Leituras&Leitores
Reporto-me à carta de Lídia Sarmento, publicada neste Jornal, na edição número 31 (maio de 2007), em que a
educadora pergunta o que fazer para que diretores de escolas priorizem o livro e compreendam que a leitura é
uma prática que requer alimentação permanente. Um livro lido puxa outro, e mais outro, e mais outro... e há
que se ter acervo atualizado e dinamizado para dar conta da procura.

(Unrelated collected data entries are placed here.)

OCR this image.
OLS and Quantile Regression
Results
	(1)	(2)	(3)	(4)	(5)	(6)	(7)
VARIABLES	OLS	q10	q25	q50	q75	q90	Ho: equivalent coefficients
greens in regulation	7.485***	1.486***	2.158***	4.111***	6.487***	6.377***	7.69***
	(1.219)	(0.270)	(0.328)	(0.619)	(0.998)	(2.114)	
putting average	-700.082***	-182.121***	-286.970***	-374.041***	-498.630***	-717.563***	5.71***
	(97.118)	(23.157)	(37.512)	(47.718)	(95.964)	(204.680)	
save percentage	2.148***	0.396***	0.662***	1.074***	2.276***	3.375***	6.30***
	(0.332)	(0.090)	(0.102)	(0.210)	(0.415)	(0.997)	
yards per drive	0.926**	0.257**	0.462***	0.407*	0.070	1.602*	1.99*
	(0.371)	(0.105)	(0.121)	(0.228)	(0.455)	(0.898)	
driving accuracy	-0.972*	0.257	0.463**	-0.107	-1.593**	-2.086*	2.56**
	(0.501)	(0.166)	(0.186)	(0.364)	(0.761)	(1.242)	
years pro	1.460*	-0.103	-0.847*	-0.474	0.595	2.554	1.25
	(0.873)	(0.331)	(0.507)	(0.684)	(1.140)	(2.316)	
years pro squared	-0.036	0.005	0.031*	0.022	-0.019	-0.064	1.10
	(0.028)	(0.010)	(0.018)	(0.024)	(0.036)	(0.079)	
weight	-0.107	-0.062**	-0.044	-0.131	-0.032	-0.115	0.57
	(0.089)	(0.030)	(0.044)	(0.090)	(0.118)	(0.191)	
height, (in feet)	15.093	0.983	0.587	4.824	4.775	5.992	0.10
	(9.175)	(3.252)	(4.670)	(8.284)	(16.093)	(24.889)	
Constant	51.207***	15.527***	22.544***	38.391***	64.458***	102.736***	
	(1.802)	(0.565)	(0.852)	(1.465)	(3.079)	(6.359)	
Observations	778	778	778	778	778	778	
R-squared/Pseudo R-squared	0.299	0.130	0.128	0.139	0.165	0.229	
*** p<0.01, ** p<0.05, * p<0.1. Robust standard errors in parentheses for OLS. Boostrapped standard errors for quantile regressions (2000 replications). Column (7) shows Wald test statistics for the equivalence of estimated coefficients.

Entendo bem a preocupação de Lídia porque também faço as mesmas perguntas, só que não somente em relação
aos diretores de escolas, mas a todos que comandam os destinos da educação, especialmente nos Estados e
Municípios. Como fazer essa gente entender que leitura e educação são como unha e carne? Que não existe
educação de qualidade sem investimento na capacidade leitora de crianças e jovens? Que a leitura é condição de
desenvolvimento?
No chão de serragem das escolas é que a gente sente, de verdade, o que é e o que significa o descaso com a
prática da leitura. Aliás, reporto-me à entrevista da escritora Georgina Martins, do RJ (edição 30 – maio de
2007), em que ela fala sobre livros empilhados em banheiros de escolas, quando deveriam estar circulando pelas
mãos das crianças. Por aí se pode avaliar o valor que algumas diretorias de escolas dão à biblioteca! Nesse
chão de serragem, ouvem-se coisas do tipo: “não há necessidade de alguém para cuidar da biblioteca o tempo
todo. Bastam algumas horas. É só ir lá, arrumar os livros e pronto”. “O livro não pode ser emprestado porque
eles (os alunos) destroem”.
E quando a diretoria, achando que na biblioteca não tem nada para fazer, manda a bibliotecária(o) contar o
patrimônio da escola: contar carteiras, cadeiras, mesas e outros materiais? Tirando-a (o) do trabalho de
dinamização da biblioteca, da luta por mais livros, do trabalho mesmo de feiticeira que ele (ela), o
bibliotecário(a) precisa fazer para atrair leitores? Chega a ser patético, mas isso acontece nos chãos de
serragem das escolas. Essa gente toda, que não entende o poder emancipatório do livro e da leitura, francamente,
não podia estar comandando a educação. Além de não promoverem a leitura, ainda atrapalham os mediadores
apaixonados por livros que querem realizar um trabalho conseqüente. São um estorvo para o desenvolvimento de
um Estado, de um município. As próprias crianças, quando descobrem o livro, quando começam a perceber a
diferença que faz na vida de alguém ser leitor, expressam com clareza, aquilo que os “atranvacadores” da
leitura não tem noção porque não são, eles próprios, leitores. “Quem não lê perde a inteligência que o livro
dá” – palavra de uma leitora juvenil, que merece ser ouvida.
O fato é que temos em nosso Estado e em nosso país, mediadores de leitura maravilhosos, educadores ou não,
gentes simples do povo ( açougueiros, catadores de papel, costureiras) ou doutores altamente capacitados, que
fazem coisas incríveis para botar gente e livros em sintonia, mas, temos também os “atravancadores da leitura”,
e estes são em maior número. Estes são aqueles que não ajudam e ainda estorvam os que querem mover ações
leitoras. Podemos encontrá-los nos altos escalões e também no chão de serragem das escolas.
Infelizmente, não temos tradição de leitura, não temos uma cultura de leitura, o livro nunca foi prioridade,
especialmente para o Brasil oficial, que empurrou o povo para o analfabetismo durante séculos. Nossos príncipes
formados em Harvard, Oxford, Princenton, Cambridge, sempre foram muito egoístas no que diz respeito à prática
da socialização da leitura. Nunca tiveram a real intenção de mover as ações necessárias para que as gentes do
povo também tivessem acesso à riquíssima memória de leitura que eles, os príncipes tiveram.
Tenho muita fé que ainda teremos uma tradição forte de leitura em nosso país. Projetos e pessoas
batalhadoras para tal, não faltam - é só dar uma olhada nos projetos cadastrados no
PNLL ou no Vivaleitura para sentir o peso e a
importância dessa luta. Ainda vamos vencer os “atravancadores” da leitura nos Estados e Municípios, no
cansaço, ou no empurrão mesmo, através de um voto-leitor, coisa que eles têm medo, porque voto-leitor, em
geral, não vai para “atravancadores”, mas para gestores sérios e de excelente caráter.
Para finalizar, quero dizer que Escolas-leitoras cheiram bem, são arejadas, dá vontade de ficar dentro
delas. As relações dentro de uma Escola-Leitora são muito mais humanas e cidadãs, pois onde há uma comunidade
de leitores há paixão, envolvimento, mobilização, atitude, reação, e muito mais alegria de viver também.